Harvey AI vs. CoCounsel: Which Legal AI Platform Is Right for Your Firm?
An in-depth comparison of two leading legal AI platforms. We evaluated both tools across research quality, contract review accuracy, security certifications, and pricing.
By LexAI Hub Editorial Team
Two platforms dominate the conversation when large law firms evaluate enterprise legal AI: Harvey AI and CoCounsel (formerly Casetext). Both are backed by serious investment, used at Am Law 200 firms, and claim to handle the full spectrum of legal work — research, drafting, contract review, and more.
But they are meaningfully different products, built on different philosophies, and better suited to different types of firms and workflows. Here is what we found after evaluating both platforms across six dimensions.
What Each Platform Does
Harvey AI
Harvey is built on a custom fine-tuned version of GPT-4 optimized for legal tasks. It functions as a general-purpose legal assistant that can draft documents, analyze contracts, conduct research, and assist with due diligence. Harvey has deep integrations with major document management systems and is designed to operate across entire practice groups rather than as an individual attorney tool.
CoCounsel
CoCounsel (now part of Thomson Reuters after the Casetext acquisition) is built around a suite of discrete legal AI skills: contract review, legal research, deposition preparation, document summarization, and more. It integrates directly with Westlaw, giving it a significant advantage in legal research depth. CoCounsel positions itself as a paralegal-grade AI assistant that handles specific, well-defined tasks with high reliability.
Research Quality
CoCounsel has a meaningful edge here due to its Westlaw integration. It can search the full Westlaw database, retrieve on-point cases, and synthesize holdings with strong citation accuracy. For litigation firms, this alone may be decisive.

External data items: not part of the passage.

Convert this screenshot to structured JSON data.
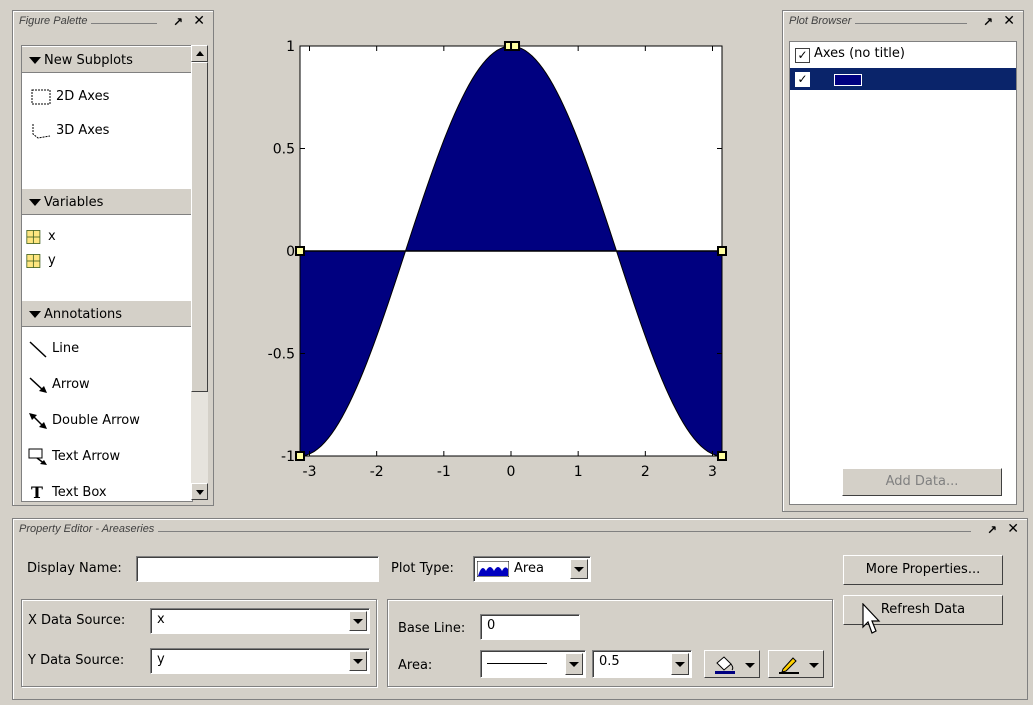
{
  "figure_palette": {
    "title": "Figure Palette",
    "sections": {
      "new_subplots": "New Subplots",
      "variables": "Variables",
      "annotations": "Annotations"
    },
    "subplots": [
      "2D Axes",
      "3D Axes"
    ],
    "variables": [
      "x",
      "y"
    ],
    "annotations": [
      "Line",
      "Arrow",
      "Double Arrow",
      "Text Arrow",
      "Text Box"
    ]
  },
  "plot": {
    "y_ticks": [
      "1",
      "0.5",
      "0",
      "-0.5",
      "-1"
    ],
    "x_ticks": [
      "-3",
      "-2",
      "-1",
      "0",
      "1",
      "2",
      "3"
    ],
    "fill_color": "#000080"
  },
  "chart_data": {
    "type": "area",
    "function": "cos(x)",
    "x": [
      -3.1416,
      -2.5,
      -2.0,
      -1.5708,
      -1.0,
      -0.5,
      0,
      0.5,
      1.0,
      1.5708,
      2.0,
      2.5,
      3.1416
    ],
    "y": [
      -1.0,
      -0.801,
      -0.416,
      0.0,
      0.54,
      0.878,
      1.0,
      0.878,
      0.54,
      0.0,
      -0.416,
      -0.801,
      -1.0
    ],
    "xlim": [
      -3.1416,
      3.1416
    ],
    "ylim": [
      -1,
      1
    ],
    "base_line": 0,
    "color": "#000080"
  },
  "plot_browser": {
    "title": "Plot Browser",
    "items": [
      {
        "label": "Axes (no title)",
        "checked": true
      },
      {
        "label": "",
        "checked": true
      }
    ],
    "add_data": "Add Data..."
  },
  "property_editor": {
    "title": "Property Editor - Areaseries",
    "display_name_label": "Display Name:",
    "display_name_value": "",
    "plot_type_label": "Plot Type:",
    "plot_type_value": "Area",
    "x_source_label": "X Data Source:",
    "x_source_value": "x",
    "y_source_label": "Y Data Source:",
    "y_source_value": "y",
    "base_line_label": "Base Line:",
    "base_line_value": "0",
    "area_label": "Area:",
    "line_width": "0.5",
    "more_properties": "More Properties...",
    "refresh_data": "Refresh Data"
  }
}
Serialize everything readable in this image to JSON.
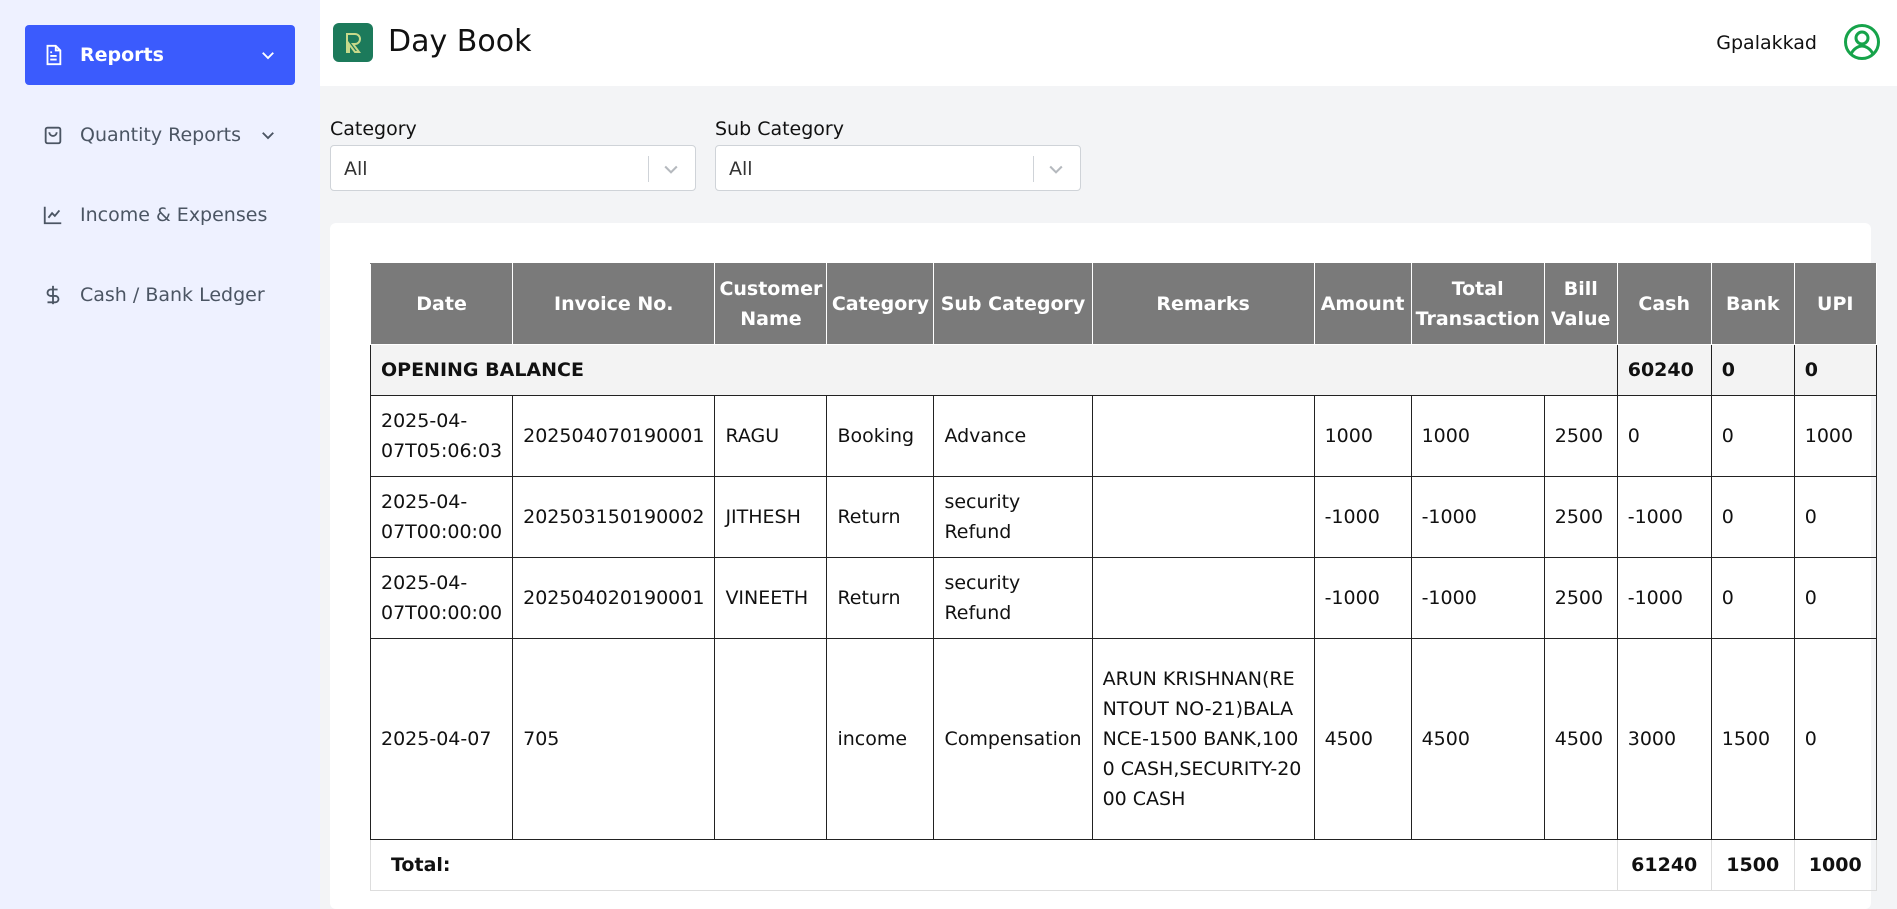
{
  "sidebar": {
    "items": [
      {
        "label": "Reports",
        "icon": "document-icon",
        "active": true
      },
      {
        "label": "Quantity Reports",
        "icon": "shopping-bag-icon"
      },
      {
        "label": "Income & Expenses",
        "icon": "line-chart-icon"
      },
      {
        "label": "Cash / Bank Ledger",
        "icon": "dollar-icon"
      }
    ]
  },
  "header": {
    "title": "Day Book",
    "username": "Gpalakkad"
  },
  "filters": {
    "category": {
      "label": "Category",
      "value": "All"
    },
    "sub_category": {
      "label": "Sub Category",
      "value": "All"
    }
  },
  "table": {
    "columns": [
      "Date",
      "Invoice No.",
      "Customer Name",
      "Category",
      "Sub Category",
      "Remarks",
      "Amount",
      "Total Transaction",
      "Bill Value",
      "Cash",
      "Bank",
      "UPI"
    ],
    "opening": {
      "label": "OPENING BALANCE",
      "cash": "60240",
      "bank": "0",
      "upi": "0"
    },
    "rows": [
      {
        "date": "2025-04-07T05:06:03",
        "invoice": "202504070190001",
        "customer": "RAGU",
        "category": "Booking",
        "sub_category": "Advance",
        "remarks": "",
        "amount": "1000",
        "total": "1000",
        "bill": "2500",
        "cash": "0",
        "bank": "0",
        "upi": "1000"
      },
      {
        "date": "2025-04-07T00:00:00",
        "invoice": "202503150190002",
        "customer": "JITHESH",
        "category": "Return",
        "sub_category": "security Refund",
        "remarks": "",
        "amount": "-1000",
        "total": "-1000",
        "bill": "2500",
        "cash": "-1000",
        "bank": "0",
        "upi": "0"
      },
      {
        "date": "2025-04-07T00:00:00",
        "invoice": "202504020190001",
        "customer": "VINEETH",
        "category": "Return",
        "sub_category": "security Refund",
        "remarks": "",
        "amount": "-1000",
        "total": "-1000",
        "bill": "2500",
        "cash": "-1000",
        "bank": "0",
        "upi": "0"
      },
      {
        "date": "2025-04-07",
        "invoice": "705",
        "customer": "",
        "category": "income",
        "sub_category": "Compensation",
        "remarks": "ARUN KRISHNAN(RENTOUT NO-21)BALANCE-1500 BANK,1000 CASH,SECURITY-2000 CASH",
        "amount": "4500",
        "total": "4500",
        "bill": "4500",
        "cash": "3000",
        "bank": "1500",
        "upi": "0"
      }
    ],
    "total": {
      "label": "Total:",
      "cash": "61240",
      "bank": "1500",
      "upi": "1000"
    }
  },
  "colors": {
    "accent": "#3b5bfd",
    "header_bg": "#7a7a7a",
    "logo": "#1c7a5b",
    "avatar": "#16a34a"
  }
}
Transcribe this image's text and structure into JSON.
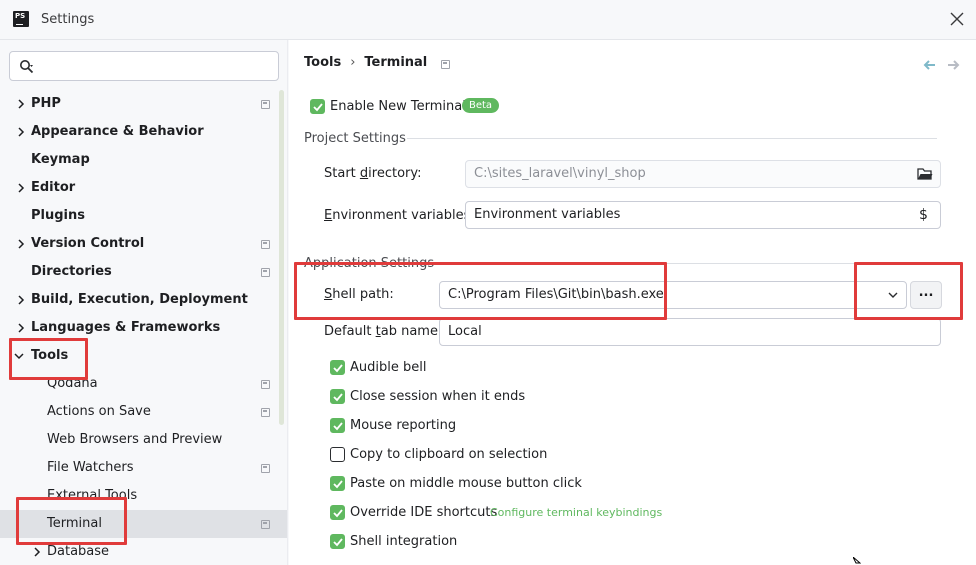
{
  "window": {
    "title": "Settings",
    "logo_text": "PS"
  },
  "search": {
    "placeholder": "",
    "value": ""
  },
  "sidebar": {
    "items": [
      {
        "label": "PHP"
      },
      {
        "label": "Appearance & Behavior"
      },
      {
        "label": "Keymap"
      },
      {
        "label": "Editor"
      },
      {
        "label": "Plugins"
      },
      {
        "label": "Version Control"
      },
      {
        "label": "Directories"
      },
      {
        "label": "Build, Execution, Deployment"
      },
      {
        "label": "Languages & Frameworks"
      },
      {
        "label": "Tools"
      },
      {
        "label": "Qodana"
      },
      {
        "label": "Actions on Save"
      },
      {
        "label": "Web Browsers and Preview"
      },
      {
        "label": "File Watchers"
      },
      {
        "label": "External Tools"
      },
      {
        "label": "Terminal"
      },
      {
        "label": "Database"
      }
    ]
  },
  "breadcrumb": {
    "parent": "Tools",
    "separator": "›",
    "current": "Terminal"
  },
  "enable_terminal": {
    "label": "Enable New Terminal",
    "badge": "Beta",
    "checked": true
  },
  "project_settings": {
    "title": "Project Settings",
    "start_directory": {
      "label_pre": "Start ",
      "label_u": "d",
      "label_post": "irectory:",
      "value": "C:\\sites_laravel\\vinyl_shop"
    },
    "env_vars": {
      "label_pre": "",
      "label_u": "E",
      "label_post": "nvironment variables:",
      "value": "Environment variables",
      "icon_text": "$"
    }
  },
  "app_settings": {
    "title": "Application Settings",
    "shell_path": {
      "label_pre": "",
      "label_u": "S",
      "label_post": "hell path:",
      "value": "C:\\Program Files\\Git\\bin\\bash.exe",
      "browse_label": "..."
    },
    "default_tab": {
      "label_pre": "Default ",
      "label_u": "t",
      "label_post": "ab name:",
      "value": "Local"
    },
    "options": [
      {
        "label": "Audible bell",
        "checked": true
      },
      {
        "label": "Close session when it ends",
        "checked": true
      },
      {
        "label": "Mouse reporting",
        "checked": true
      },
      {
        "label": "Copy to clipboard on selection",
        "checked": false
      },
      {
        "label": "Paste on middle mouse button click",
        "checked": true
      },
      {
        "label": "Override IDE shortcuts",
        "checked": true
      },
      {
        "label": "Shell integration",
        "checked": true
      }
    ],
    "keybindings_link": "Configure terminal keybindings"
  },
  "colors": {
    "accent_green": "#5fb85f",
    "highlight_red": "#e03b3b"
  }
}
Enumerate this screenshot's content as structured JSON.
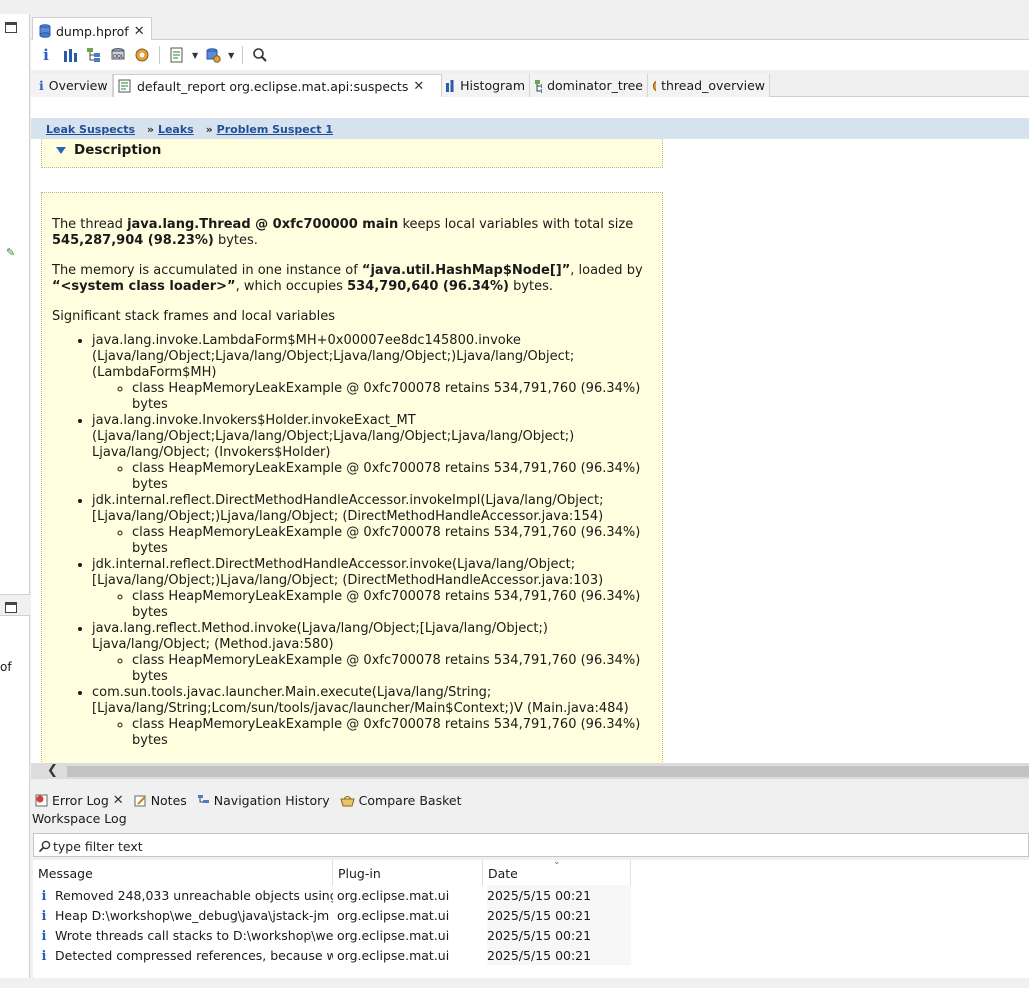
{
  "editor_tab": {
    "title": "dump.hprof"
  },
  "toolbar": {
    "icons": [
      "info-icon",
      "histogram-icon",
      "dominator-tree-icon",
      "oql-icon",
      "thread-overview-icon",
      "reports-icon",
      "heap-dump-icon",
      "search-icon"
    ]
  },
  "report_tabs": [
    {
      "label": "Overview"
    },
    {
      "label": "default_report org.eclipse.mat.api:suspects"
    },
    {
      "label": "Histogram"
    },
    {
      "label": "dominator_tree"
    },
    {
      "label": "thread_overview"
    }
  ],
  "breadcrumb": {
    "items": [
      "Leak Suspects",
      "Leaks",
      "Problem Suspect 1"
    ],
    "separator": "»"
  },
  "description": {
    "heading": "Description",
    "p1": {
      "pre": "The thread ",
      "thread": "java.lang.Thread @ 0xfc700000 main",
      "mid": " keeps local variables with total size ",
      "size": "545,287,904 (98.23%)",
      "post": " bytes."
    },
    "p2": {
      "pre": "The memory is accumulated in one instance of ",
      "cls": "“java.util.HashMap$Node[]”",
      "mid": ", loaded by ",
      "loader": "“<system class loader>”",
      "mid2": ", which occupies ",
      "size": "534,790,640 (96.34%)",
      "post": " bytes."
    },
    "p3": "Significant stack frames and local variables",
    "frames": [
      {
        "frame": "java.lang.invoke.LambdaForm$MH+0x00007ee8dc145800.invoke (Ljava/lang/Object;Ljava/lang/Object;Ljava/lang/Object;)Ljava/lang/Object; (LambdaForm$MH)",
        "local": "class HeapMemoryLeakExample @ 0xfc700078 retains 534,791,760 (96.34%) bytes"
      },
      {
        "frame": "java.lang.invoke.Invokers$Holder.invokeExact_MT (Ljava/lang/Object;Ljava/lang/Object;Ljava/lang/Object;Ljava/lang/Object;) Ljava/lang/Object; (Invokers$Holder)",
        "local": "class HeapMemoryLeakExample @ 0xfc700078 retains 534,791,760 (96.34%) bytes"
      },
      {
        "frame": "jdk.internal.reflect.DirectMethodHandleAccessor.invokeImpl(Ljava/lang/Object;[Ljava/lang/Object;)Ljava/lang/Object; (DirectMethodHandleAccessor.java:154)",
        "local": "class HeapMemoryLeakExample @ 0xfc700078 retains 534,791,760 (96.34%) bytes"
      },
      {
        "frame": "jdk.internal.reflect.DirectMethodHandleAccessor.invoke(Ljava/lang/Object;[Ljava/lang/Object;)Ljava/lang/Object; (DirectMethodHandleAccessor.java:103)",
        "local": "class HeapMemoryLeakExample @ 0xfc700078 retains 534,791,760 (96.34%) bytes"
      },
      {
        "frame": "java.lang.reflect.Method.invoke(Ljava/lang/Object;[Ljava/lang/Object;) Ljava/lang/Object; (Method.java:580)",
        "local": "class HeapMemoryLeakExample @ 0xfc700078 retains 534,791,760 (96.34%) bytes"
      },
      {
        "frame": "com.sun.tools.javac.launcher.Main.execute(Ljava/lang/String;[Ljava/lang/String;Lcom/sun/tools/javac/launcher/Main$Context;)V (Main.java:484)",
        "local": "class HeapMemoryLeakExample @ 0xfc700078 retains 534,791,760 (96.34%) bytes"
      }
    ]
  },
  "bottom_tabs": [
    {
      "label": "Error Log"
    },
    {
      "label": "Notes"
    },
    {
      "label": "Navigation History"
    },
    {
      "label": "Compare Basket"
    }
  ],
  "workspace_log": "Workspace Log",
  "filter": {
    "placeholder": "type filter text"
  },
  "log_table": {
    "columns": [
      "Message",
      "Plug-in",
      "Date"
    ],
    "rows": [
      {
        "message": "Removed 248,033 unreachable objects using",
        "plugin": "org.eclipse.mat.ui",
        "date": "2025/5/15 00:21"
      },
      {
        "message": "Heap D:\\workshop\\we_debug\\java\\jstack-jm",
        "plugin": "org.eclipse.mat.ui",
        "date": "2025/5/15 00:21"
      },
      {
        "message": "Wrote threads call stacks to D:\\workshop\\we",
        "plugin": "org.eclipse.mat.ui",
        "date": "2025/5/15 00:21"
      },
      {
        "message": "Detected compressed references, because w",
        "plugin": "org.eclipse.mat.ui",
        "date": "2025/5/15 00:21"
      }
    ]
  },
  "left_strip": {
    "fragment": "of"
  },
  "colors": {
    "report_bg": "#ffffe0",
    "breadcrumb_bg": "#d6e3ef",
    "link": "#1f4f9a",
    "info_icon": "#2d5fbf"
  }
}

Harvey performs well on general legal research but lacks the same depth of primary source access. It excels at synthesizing complex legal concepts and drafting research memos, but attorneys should independently verify case citations.
Edge: CoCounsel for primary source research accuracy.
Contract Review
Harvey was purpose-built for transactional work and shows it. Its contract review capabilities are deeply integrated into M&A and financing workflows, with the ability to review against negotiating playbooks, flag non-standard clauses, and produce redlines. For corporate and finance practices, Harvey is the stronger choice.
CoCounsel offers contract review as one of its skills but is less optimized for the back-and-forth of transactional negotiation. It performs better as a first-pass review tool than as an end-to-end contract workflow platform.
Edge: Harvey for transactional contract work.
Security and Compliance
Both platforms offer SOC 2 Type II certification and contractual guarantees against training on client data. Both support data processing agreements for GDPR compliance.
Harvey offers additional enterprise controls including SSO, role-based access controls, and audit logging — making it more suitable for firms with complex IT governance requirements.
CoCounsel benefits from Thomson Reuters' established enterprise security infrastructure, which may be reassuring for firms already in the TR ecosystem.
Edge: Roughly equal, with Harvey having more granular enterprise controls.
Pricing
Both platforms are enterprise-priced and require direct negotiation. Harvey is generally positioned at a higher price point, reflecting its enterprise focus. CoCounsel offers per-seat licensing that can be more accessible for mid-size firms.
Neither publishes list pricing publicly. Expect significant variation based on firm size, usage volume, and negotiating leverage.
Which Should You Choose?
| If you are… | Consider… |
|---|---|
| A corporate / M&A practice | Harvey AI |
| A litigation-heavy firm | CoCounsel |
| Already using Westlaw | CoCounsel |
| Running complex due diligence | Harvey AI |
| A mid-size firm watching costs | CoCounsel |
| An Am Law firm needing firm-wide deployment | Harvey AI |
The best approach for most firms evaluating enterprise AI is to pilot both platforms on real work before committing. Both Harvey and CoCounsel offer enterprise pilots — use that window to test on your actual matters with your actual attorneys.